A 69-year-old resident of remote Soya Island in Ongjin County, Incheon, drew his final, labored breaths last month waiting for medical help that, though promised by the government, would never arrive.

The man, surnamed Song, had difficulty breathing at around 7 a.m. on Oct. 28, and staff from the local Soya Community Health Clinic rushed to his aid, according to Ongjin County on Friday. At around 7:30 a.m., medical staff called the air ambulance control center at Incheon’s Gil Hospital to request urgent medical transport, Song’s life hanging in the balance. But no one answered the phone.

With no time to spare, medical staff called the national emergency call center at 119 for help. Upon receiving a report from 119, the Incheon Coast Guard dispatched a helicopter from its base on Yeongjong Island. That was 7:55 a.m. But the helicopter was trapped by thick fog and could not reach Song, who drew his last breath at around 8:15 a.m. A marine vessel sent by the Coast Guard as an alternative did not arrive on the island until 9:25 a.m., an hour after Song’s death.

With patients like Song in mind, the government launched the country’s first air ambulance service in September, aimed at quickly transporting sick island residents to nearby hospitals in emergency situations. The Ministry of Health and Welfare said that the two helicopters in the program, nicknamed “Doctor Heli,” could depart with a doctor onboard within five minute of receiving a call for help.

But a series of events made this impossible on the morning of Oct. 28.

Though an air traffic controller at Gil Hospital routinely comes to work at 6:30 a.m., he was away from his desk when the 7:30 a.m. call came on that fateful morning last month. “He was away from his seat for a short while to make preparations for the helicopter,” an official from the control center said.

And even after the 119 rescue service reached the helicopter control center at 7:46 a.m., Doctor Heli was unavailable for use, the official said.

According to the official, Doctor Heli is sent to Gimpo Airport during the night for maintenance and are on call starting at 8 a.m. from one of two locations: Munhak Sports Complex or a heliport at Incheon City Hall. Air traffic controllers are stationed at Gil Hospital and Mokpo Hankook Hospital, South Jeolla.

The Incheon helicopter control center finally received a call from Soya Community Health center at around 8:07 a.m. and made preparations to take off but canceled the flight after receiving word that Song had died.

Speedy transport to medical facilities is crucial in cases like Sohn’s, and his death has raised questions about the practicality of the government’s new air ambulance program, which was unable to help a man in a location it was specifically designed to reach.

In general, Doctor Heli only operates between 8:30 a.m. and 30 minutes before sunset. “As Doctor Heli is small in size, it can’t fly at night,” an Incheon City Government official explained.
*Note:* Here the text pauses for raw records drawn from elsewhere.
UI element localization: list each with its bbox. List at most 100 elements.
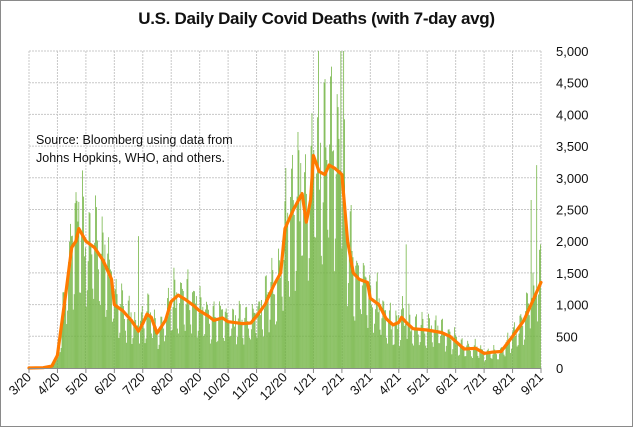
daily-bar [166, 313, 167, 368]
daily-bar [412, 343, 414, 368]
daily-bar [377, 312, 379, 368]
daily-bar [118, 338, 120, 368]
daily-bar [202, 306, 204, 368]
daily-bar [158, 344, 160, 368]
daily-bar [376, 272, 378, 368]
daily-bar [169, 308, 171, 368]
daily-bar [334, 238, 336, 368]
daily-bar [234, 326, 235, 368]
daily-bar [171, 329, 173, 368]
daily-bar [383, 301, 385, 368]
daily-bar [86, 290, 88, 368]
daily-bar [466, 345, 468, 368]
daily-bar [339, 170, 341, 368]
daily-bar [250, 339, 251, 368]
daily-bar [204, 334, 206, 368]
daily-bar [306, 220, 308, 368]
daily-bar [489, 351, 491, 368]
daily-bar [252, 308, 254, 368]
daily-bar [415, 316, 416, 368]
daily-bar [225, 308, 227, 368]
daily-bar [195, 303, 196, 368]
daily-bar [302, 255, 304, 368]
y-tick-label: 3,000 [556, 171, 589, 186]
daily-bar [222, 309, 223, 368]
source-annotation: Source: Bloomberg using data from Johns … [36, 131, 233, 167]
daily-bar [208, 323, 210, 368]
daily-bar [253, 312, 255, 368]
daily-bar [395, 310, 397, 368]
daily-bar [109, 259, 110, 368]
daily-bar [303, 212, 304, 368]
daily-bar [87, 261, 89, 368]
daily-bar [312, 163, 314, 368]
daily-bar [73, 294, 75, 368]
daily-bar [95, 195, 96, 368]
daily-bar [485, 359, 486, 368]
daily-bar [444, 333, 445, 368]
daily-bar [122, 290, 124, 368]
daily-bar [206, 301, 207, 368]
daily-bar [198, 312, 200, 368]
daily-bar [123, 306, 124, 368]
daily-bar [493, 345, 495, 368]
x-tick-label: 8/21 [489, 370, 518, 399]
daily-bar [264, 276, 266, 368]
daily-bar [330, 76, 331, 369]
daily-bar [53, 364, 55, 368]
y-tick-label: 0 [556, 361, 563, 376]
daily-bar [119, 332, 121, 368]
daily-bar [292, 200, 294, 368]
daily-bar [381, 318, 383, 368]
daily-bar [323, 82, 325, 368]
daily-bar [81, 233, 82, 368]
daily-bar [197, 330, 199, 368]
daily-bar [422, 318, 424, 368]
daily-bar [96, 207, 97, 368]
daily-bar [405, 244, 407, 368]
daily-bar [319, 142, 321, 368]
daily-bar [319, 189, 320, 368]
daily-bar [97, 240, 98, 368]
daily-bar [518, 333, 520, 368]
daily-bar [194, 291, 195, 368]
daily-bar [92, 288, 94, 368]
daily-bar [151, 333, 152, 368]
daily-bar [329, 144, 331, 368]
daily-bar [154, 318, 156, 368]
daily-bar [160, 316, 162, 368]
daily-bar [238, 300, 240, 368]
x-tick-label: 6/20 [91, 370, 120, 399]
daily-bar [288, 281, 290, 368]
x-tick-labels: 3/20 4/20 5/20 6/20 7/20 8/20 9/2010/2011/2012… [6, 370, 547, 404]
daily-bar [354, 320, 356, 368]
daily-bar [483, 354, 484, 368]
daily-bar [58, 347, 60, 368]
daily-bar [342, 200, 344, 368]
daily-bar [321, 264, 323, 368]
daily-bar [177, 328, 179, 368]
daily-bar [187, 269, 189, 368]
x-tick-label: 4/21 [375, 370, 404, 399]
daily-bar [344, 119, 345, 368]
daily-bar [432, 346, 434, 368]
daily-bar [101, 216, 103, 368]
daily-bar [301, 255, 303, 368]
daily-bar [61, 322, 63, 368]
daily-bar [146, 311, 148, 368]
daily-bar [273, 294, 275, 368]
daily-bar [55, 359, 56, 368]
daily-bar [136, 329, 138, 368]
daily-bar [474, 338, 476, 368]
daily-bar [278, 248, 279, 368]
daily-bar [463, 346, 465, 368]
daily-bar [263, 336, 264, 368]
daily-bar [528, 315, 530, 368]
daily-bar [307, 280, 309, 368]
daily-bar [105, 316, 107, 368]
daily-bar [501, 347, 503, 368]
daily-bar [185, 304, 187, 368]
daily-bar [374, 309, 376, 368]
daily-bar [62, 292, 64, 368]
daily-bar [382, 300, 384, 368]
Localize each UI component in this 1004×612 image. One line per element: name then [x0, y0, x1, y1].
The operating range of Doctor Heli is limited, too, and the helicopters can only reach areas within 50 kilometers (30 miles). This means that residents of Baengnyeong and Yeonpyeong islands cannot use the service.

Gil Min-su, a director of health policy for Incheon, said adjustments to the program would be considered. “We’ll discuss with the government expanding the operating time of Doctor Heli from sunrise to sunset and plan to establish a system of transferring emergency patients with helicopters from the Coast Guard and rescue services.”

But, of course, these measures are too late for Sohn, whose caregivers said the delays were detrimental to his care. “If the patient was transferred to a hospital on the mainland as soon as possible, we could have saved his life,” a staff member at the Soya clinic said.